Altrettanto critico è Dahrendorf per quanto concerne la tendenza a ridurre all’immobilismo i detentori di cariche elettive i quali non possono fare una mossa senza l’esplicito consenso dell’elettorato che li ha designati: “Il delegato…non è soprattutto in condizioni di dirigere, cioè di introdurre il nuovo prima che sia accettato da tutti; gli manca sia l’incentivo sia anche la reale possibilità di prevenire il suo elettorato. Questo è abbastanza grave perchè significa inattività al posto di azione, immobilismo anzichè progresso. Il processo si conclude nella pietrificazione del rappresentante delegato che finisce per diventare il portavoce di una schiera abbastanza piccola di cittadini: non di tutto l’elettorato, ma di un’organizzazione di partito, non della intera organizzazione di partito, bensì solo degli attivisti che si possono permettere incontri frequenti e molte ore per sterili discussioni. Al contrario ci sono molti elementi a favore di una accentuazione della necessità d’iniziativa nei processi decisionali di tutte le istituzioni sociali e di incoraggiamento della iniziativa oltre che della resposabilità.”
L’ultima parte di “La Libertà che cambia” e dedicata da Dahrendorf all’analisi della distinzione tra le attività cosidette legittimative (sostanzialmente di carattere politico) e rappresentative (normalmente inscritte nella sfera propria dell’arte e della cultura).
Delle due attività egli afferma che :”…differiscono da tutte le altre attività dell’uomo per il fatto che la loro unione attua ciò che si può chiamare progresso nelle cose umane.”
Questo a patto però che coloro che operano in questi campi possano scambiare e fondere i propri ruoli.
Se Albert Camus ha detto, come Dahrendorf ricorda, che: “…l’artista sta in mezzo a tutti, allo stesso livello, nè più in alto nè più in basso, insieme a tutti gli altri che faticano e lottano” è giunto oggi il momento in cui la prassi politica oltre che della funzione legittimativa si faccia carico, o si faccia nuovamente carico, della idealità caratteristica delle attività rappresentative a fronte dei bisogni complessi dell’individuo contemporaneo.
“Chi tenta di trasformare il mondo senza avere una idea della direzione, senza quindi valersi di scoperte ideali, finisce nel migliore dei casi di compiere un “acte gratuite” pieno di buone intenzioni; il che in effetti ci riporta all’antifilosofia del fascismo, dello stalinismo e del terrorismo. Le attività legittimative hanno bisogno dei risultati delle attività rappresentative per qualificare la direzione del mutamento. Le attività rappresentative danno un senso e un programma.

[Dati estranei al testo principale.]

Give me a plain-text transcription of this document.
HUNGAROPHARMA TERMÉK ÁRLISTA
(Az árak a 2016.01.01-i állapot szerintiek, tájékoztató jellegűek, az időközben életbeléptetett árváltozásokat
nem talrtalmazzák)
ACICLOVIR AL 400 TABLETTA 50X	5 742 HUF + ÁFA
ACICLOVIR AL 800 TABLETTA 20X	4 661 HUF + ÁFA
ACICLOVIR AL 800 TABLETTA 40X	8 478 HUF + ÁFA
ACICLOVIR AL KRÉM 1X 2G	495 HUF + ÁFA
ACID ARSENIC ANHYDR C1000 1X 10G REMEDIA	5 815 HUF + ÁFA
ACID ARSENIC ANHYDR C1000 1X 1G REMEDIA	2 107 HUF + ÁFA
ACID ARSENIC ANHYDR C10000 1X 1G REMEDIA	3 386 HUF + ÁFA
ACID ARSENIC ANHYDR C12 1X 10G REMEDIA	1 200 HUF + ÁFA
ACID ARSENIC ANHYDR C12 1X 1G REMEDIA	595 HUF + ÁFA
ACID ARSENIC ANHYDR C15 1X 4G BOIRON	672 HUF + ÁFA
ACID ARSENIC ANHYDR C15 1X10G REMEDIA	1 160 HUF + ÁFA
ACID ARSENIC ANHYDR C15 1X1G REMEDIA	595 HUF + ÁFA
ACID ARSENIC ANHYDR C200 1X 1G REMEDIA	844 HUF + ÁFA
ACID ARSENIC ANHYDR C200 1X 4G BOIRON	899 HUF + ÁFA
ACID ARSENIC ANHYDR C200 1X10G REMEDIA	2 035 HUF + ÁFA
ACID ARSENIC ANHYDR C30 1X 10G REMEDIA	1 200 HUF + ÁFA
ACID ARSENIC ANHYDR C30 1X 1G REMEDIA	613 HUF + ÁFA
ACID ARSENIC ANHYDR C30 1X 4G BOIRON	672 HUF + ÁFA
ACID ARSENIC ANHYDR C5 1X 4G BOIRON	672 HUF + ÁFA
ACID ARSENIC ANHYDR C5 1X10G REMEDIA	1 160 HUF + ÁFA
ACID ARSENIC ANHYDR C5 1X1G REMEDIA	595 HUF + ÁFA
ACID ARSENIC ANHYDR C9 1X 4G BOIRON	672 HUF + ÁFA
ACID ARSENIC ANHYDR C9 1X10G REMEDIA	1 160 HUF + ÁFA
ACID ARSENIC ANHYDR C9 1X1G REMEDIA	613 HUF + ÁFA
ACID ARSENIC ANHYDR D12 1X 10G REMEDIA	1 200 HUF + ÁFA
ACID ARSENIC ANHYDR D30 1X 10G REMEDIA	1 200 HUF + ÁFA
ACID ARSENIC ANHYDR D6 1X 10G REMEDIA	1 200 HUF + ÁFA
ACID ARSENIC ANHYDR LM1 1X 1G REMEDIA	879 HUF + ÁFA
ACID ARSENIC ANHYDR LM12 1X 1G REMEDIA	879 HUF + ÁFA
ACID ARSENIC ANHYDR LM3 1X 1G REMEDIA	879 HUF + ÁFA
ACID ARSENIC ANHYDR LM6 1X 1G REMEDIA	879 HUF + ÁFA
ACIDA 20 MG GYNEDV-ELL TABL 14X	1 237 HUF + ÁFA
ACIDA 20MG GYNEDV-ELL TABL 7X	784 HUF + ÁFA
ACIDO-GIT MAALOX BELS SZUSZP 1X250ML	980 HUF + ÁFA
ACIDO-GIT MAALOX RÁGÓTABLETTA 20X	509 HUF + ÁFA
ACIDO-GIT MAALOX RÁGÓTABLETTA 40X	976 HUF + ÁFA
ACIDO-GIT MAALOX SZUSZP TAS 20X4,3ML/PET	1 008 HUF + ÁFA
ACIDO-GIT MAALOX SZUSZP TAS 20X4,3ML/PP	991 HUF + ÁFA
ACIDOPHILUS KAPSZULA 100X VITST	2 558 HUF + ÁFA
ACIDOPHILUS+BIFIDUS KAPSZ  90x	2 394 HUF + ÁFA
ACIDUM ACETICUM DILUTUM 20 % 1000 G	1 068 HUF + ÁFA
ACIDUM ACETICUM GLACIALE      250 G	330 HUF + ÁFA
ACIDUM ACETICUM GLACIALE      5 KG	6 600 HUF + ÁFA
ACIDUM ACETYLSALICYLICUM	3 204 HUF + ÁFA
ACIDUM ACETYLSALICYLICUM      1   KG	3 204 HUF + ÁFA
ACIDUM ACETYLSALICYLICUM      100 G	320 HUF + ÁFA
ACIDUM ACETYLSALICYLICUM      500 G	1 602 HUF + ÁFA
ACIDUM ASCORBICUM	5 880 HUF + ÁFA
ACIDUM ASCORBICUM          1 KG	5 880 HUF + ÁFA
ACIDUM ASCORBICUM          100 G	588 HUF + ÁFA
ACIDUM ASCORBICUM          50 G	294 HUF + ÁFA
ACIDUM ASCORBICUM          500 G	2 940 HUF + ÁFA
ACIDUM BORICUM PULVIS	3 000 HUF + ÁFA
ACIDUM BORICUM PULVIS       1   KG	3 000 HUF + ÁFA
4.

Ma esse danno anche qualcos’altro, la speranza e senza speranza non c’è progresso.”
Che la nostra vita abbia bisogno di significato, come s’era detto all’inizio, e che si debba imparare a intendere questa necessità ormai come principio inderogabile del lavoro politico sta forse la lezione più pressante, per quanto difficile da attuare, contenuta nel libro di Dahrendorf di cui abbiamo presentato una sintesi assai parziale a causa della ricchezza e vastità di questa sua opera densa quanto articolata.
(Walter Falciatore)
Titolo dell’edizione originale: Lebenschancen. Anlaufe zur sozialen und politischen Theorie. 1979, Suhrkamp Verlag , Frankfurt am Main.